EIC voyage #4 (1803–1804): Captain Gooch sailed from the Downs on 30 January 1803, bound for Madras and Bengal. Sir Stephen Lushington reached Madras on 20 May and arrived at Calcutta on 26 June. Captain Gooch acquired a letter of marque on 2 July. Homeward bound, Sir Stephen Lushington was at Saugor on 11 November. She reached St Helena on 9 March and arrived at the Downs on 20 May.
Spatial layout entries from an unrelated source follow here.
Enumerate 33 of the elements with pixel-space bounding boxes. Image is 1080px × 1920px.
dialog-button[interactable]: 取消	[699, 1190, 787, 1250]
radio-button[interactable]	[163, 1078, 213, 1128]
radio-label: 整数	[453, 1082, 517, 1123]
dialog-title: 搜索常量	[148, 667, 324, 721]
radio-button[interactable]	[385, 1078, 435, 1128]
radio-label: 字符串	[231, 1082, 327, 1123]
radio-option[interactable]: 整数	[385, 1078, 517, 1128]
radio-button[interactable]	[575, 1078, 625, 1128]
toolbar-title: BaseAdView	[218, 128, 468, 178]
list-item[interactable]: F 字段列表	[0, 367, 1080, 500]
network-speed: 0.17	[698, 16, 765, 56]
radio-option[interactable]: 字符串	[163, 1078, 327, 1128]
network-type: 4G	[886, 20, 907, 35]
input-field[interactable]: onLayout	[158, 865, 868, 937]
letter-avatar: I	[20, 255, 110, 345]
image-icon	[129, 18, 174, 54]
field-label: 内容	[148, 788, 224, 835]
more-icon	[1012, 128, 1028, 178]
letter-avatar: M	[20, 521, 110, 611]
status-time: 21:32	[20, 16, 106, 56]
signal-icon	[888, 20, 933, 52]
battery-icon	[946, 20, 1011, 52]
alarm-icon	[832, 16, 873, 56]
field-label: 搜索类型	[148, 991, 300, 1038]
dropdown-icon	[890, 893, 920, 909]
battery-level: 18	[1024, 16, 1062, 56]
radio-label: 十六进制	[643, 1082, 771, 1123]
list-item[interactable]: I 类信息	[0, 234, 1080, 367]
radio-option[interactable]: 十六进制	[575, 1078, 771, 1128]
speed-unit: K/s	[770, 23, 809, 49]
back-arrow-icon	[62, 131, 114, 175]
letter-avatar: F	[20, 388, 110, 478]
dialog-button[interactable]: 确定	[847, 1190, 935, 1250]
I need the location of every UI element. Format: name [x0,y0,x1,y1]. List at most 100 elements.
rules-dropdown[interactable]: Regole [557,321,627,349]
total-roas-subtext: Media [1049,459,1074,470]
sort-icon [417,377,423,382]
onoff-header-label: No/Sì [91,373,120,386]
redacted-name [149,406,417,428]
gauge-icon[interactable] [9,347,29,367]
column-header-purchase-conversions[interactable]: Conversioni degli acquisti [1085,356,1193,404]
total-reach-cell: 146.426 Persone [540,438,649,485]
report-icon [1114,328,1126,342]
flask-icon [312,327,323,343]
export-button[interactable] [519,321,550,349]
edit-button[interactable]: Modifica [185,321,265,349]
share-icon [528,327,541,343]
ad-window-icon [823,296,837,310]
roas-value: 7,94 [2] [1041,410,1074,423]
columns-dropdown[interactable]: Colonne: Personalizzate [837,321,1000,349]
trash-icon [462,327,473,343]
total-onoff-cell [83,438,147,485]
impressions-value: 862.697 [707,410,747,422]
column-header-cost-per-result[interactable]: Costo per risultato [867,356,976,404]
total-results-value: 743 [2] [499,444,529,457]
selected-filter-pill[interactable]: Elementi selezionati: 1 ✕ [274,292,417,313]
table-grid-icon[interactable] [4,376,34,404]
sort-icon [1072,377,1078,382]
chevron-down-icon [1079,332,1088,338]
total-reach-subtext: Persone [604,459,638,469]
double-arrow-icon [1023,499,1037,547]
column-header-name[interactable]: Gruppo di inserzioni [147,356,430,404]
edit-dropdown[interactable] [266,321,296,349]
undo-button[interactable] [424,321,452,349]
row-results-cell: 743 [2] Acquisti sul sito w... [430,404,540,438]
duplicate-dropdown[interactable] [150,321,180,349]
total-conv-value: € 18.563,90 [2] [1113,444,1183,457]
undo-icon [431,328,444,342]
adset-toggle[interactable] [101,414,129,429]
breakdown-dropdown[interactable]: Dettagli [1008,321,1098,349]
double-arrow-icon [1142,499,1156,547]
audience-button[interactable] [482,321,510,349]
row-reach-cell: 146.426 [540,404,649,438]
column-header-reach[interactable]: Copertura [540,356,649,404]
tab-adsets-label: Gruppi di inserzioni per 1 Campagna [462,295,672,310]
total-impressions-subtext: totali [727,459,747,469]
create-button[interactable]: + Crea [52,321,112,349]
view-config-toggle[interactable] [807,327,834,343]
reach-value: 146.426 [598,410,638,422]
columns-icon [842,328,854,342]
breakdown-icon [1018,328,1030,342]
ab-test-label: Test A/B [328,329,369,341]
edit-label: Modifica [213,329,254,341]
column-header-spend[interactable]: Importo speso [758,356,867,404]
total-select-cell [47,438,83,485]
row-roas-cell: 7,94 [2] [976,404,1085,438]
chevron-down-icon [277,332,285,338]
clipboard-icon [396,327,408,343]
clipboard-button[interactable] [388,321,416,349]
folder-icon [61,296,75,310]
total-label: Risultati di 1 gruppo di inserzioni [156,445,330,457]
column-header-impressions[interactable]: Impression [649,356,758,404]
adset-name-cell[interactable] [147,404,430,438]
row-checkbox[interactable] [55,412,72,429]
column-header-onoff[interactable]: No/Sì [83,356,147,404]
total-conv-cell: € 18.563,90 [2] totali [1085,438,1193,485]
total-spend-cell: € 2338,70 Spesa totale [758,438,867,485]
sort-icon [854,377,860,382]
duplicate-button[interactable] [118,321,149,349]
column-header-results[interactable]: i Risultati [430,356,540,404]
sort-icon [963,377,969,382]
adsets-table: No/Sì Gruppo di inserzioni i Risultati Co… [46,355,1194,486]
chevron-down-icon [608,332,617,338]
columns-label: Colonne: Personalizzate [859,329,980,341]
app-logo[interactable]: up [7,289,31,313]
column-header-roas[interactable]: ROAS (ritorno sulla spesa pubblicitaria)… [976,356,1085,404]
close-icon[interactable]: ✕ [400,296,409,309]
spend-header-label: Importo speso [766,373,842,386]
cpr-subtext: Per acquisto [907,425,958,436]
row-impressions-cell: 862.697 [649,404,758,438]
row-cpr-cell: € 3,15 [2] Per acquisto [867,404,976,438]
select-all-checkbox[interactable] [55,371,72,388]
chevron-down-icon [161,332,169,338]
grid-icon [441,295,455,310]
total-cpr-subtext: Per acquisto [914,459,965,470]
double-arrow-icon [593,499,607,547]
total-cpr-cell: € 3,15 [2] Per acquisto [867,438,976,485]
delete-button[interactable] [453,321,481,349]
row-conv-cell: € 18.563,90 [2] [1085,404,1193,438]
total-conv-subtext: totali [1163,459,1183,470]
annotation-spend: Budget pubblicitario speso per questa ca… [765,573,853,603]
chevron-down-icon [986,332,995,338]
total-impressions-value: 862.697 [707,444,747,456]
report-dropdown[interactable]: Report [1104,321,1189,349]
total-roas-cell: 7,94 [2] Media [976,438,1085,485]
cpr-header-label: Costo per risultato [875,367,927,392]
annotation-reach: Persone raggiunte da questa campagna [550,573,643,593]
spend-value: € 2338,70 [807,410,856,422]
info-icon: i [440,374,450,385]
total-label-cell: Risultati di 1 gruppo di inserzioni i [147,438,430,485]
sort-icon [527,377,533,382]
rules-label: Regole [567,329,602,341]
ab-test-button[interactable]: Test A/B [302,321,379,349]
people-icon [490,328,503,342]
EIC voyage #5 (1806–1808): Captain George Gray sailed from Portsmouth on 9 August 1806, bound for Bombay. Sir Stephen Lushington reached Rio de Janeiro on 13 November and the Cape on 16 January 1807. She reached Ceylon on 5 April and arrived at Bombay on 20 May. Homeward bound, she was at the Cape on 1 October, reached St Helena on 24 November, and arrived at the Downs on 27 January 1808.

EIC voyage #6 (1808–1809): Captain James Hay acquired a letter of marque 8 August 1808. Captain Hays sailed from Portsmouth on 7 September, bound for Madras. Sir Stephen Lushington reached Madeira on 29 September and arrived at Madras on 12 February. Homeward bound, she reached St Helena on 3 May and arrived at the Downs on 13 July.

EIC voyage #7 (1810–1811): Captain Hays sailed from Portsmouth on 14 March 1810, bound for Bombay and Madras. Sir Stephen Lushington arrived at Bombay at 2 July and Madras on 25 August.

For the invasion of Île de France (Mauritius) the British government hired a number of transport vessels, Sir Stephen Lushington among them.

Sir Stephen Lushington was at Rodrigues on 6 November, and arrived at Mauritius on 30 November. The invasion took place on 3 December. She sailed from Port Louis on 22 December, and arrived at Madras on 7 February 1811. Homeward bound she reached St Helena on 17 June and arrived at the Downs on 30 August.

===West Indiaman===
After her voyages for the EIC, new owners employed Sir Stephen Lushington as a West Indiaman. She appeared in Lloyd's Register in 1812 with W. Chivers, master, Lyney & Co., owner, and trade London–Surinam.

Lloyd's Register has the following data:

| Year | Master | Owner | Trade |
|---|---|---|---|
| 1816 | W. Chivers | Lyney & Co. | London–Surinam London–Bengal |
| 1819 | W. Chivers M'Kellar | W. Chivers Curling & Co. | London–Bengal London–Cadiz |
| 1822 | S.M'Kellar | Curling & Co. | London–Cadiz |

Sir Stephen Lushington then disappears from Lloyd's Register.

Sir Stephen Lushington was, in fact, one of several vessels that agents in British and French ports of the Spanish government had chartered to carry troops or supplies to the Royal forces in Peru. Another such vessel was .

One report has Sir Stephen Lushington being sold to Joad & Co., London, in 1816. The Register of Shipping for 1820 shows her with M'Kellar, master, Joad & Co., owner, and trade London–South America. The Register of Shipping carries the same information unchanged to 1825.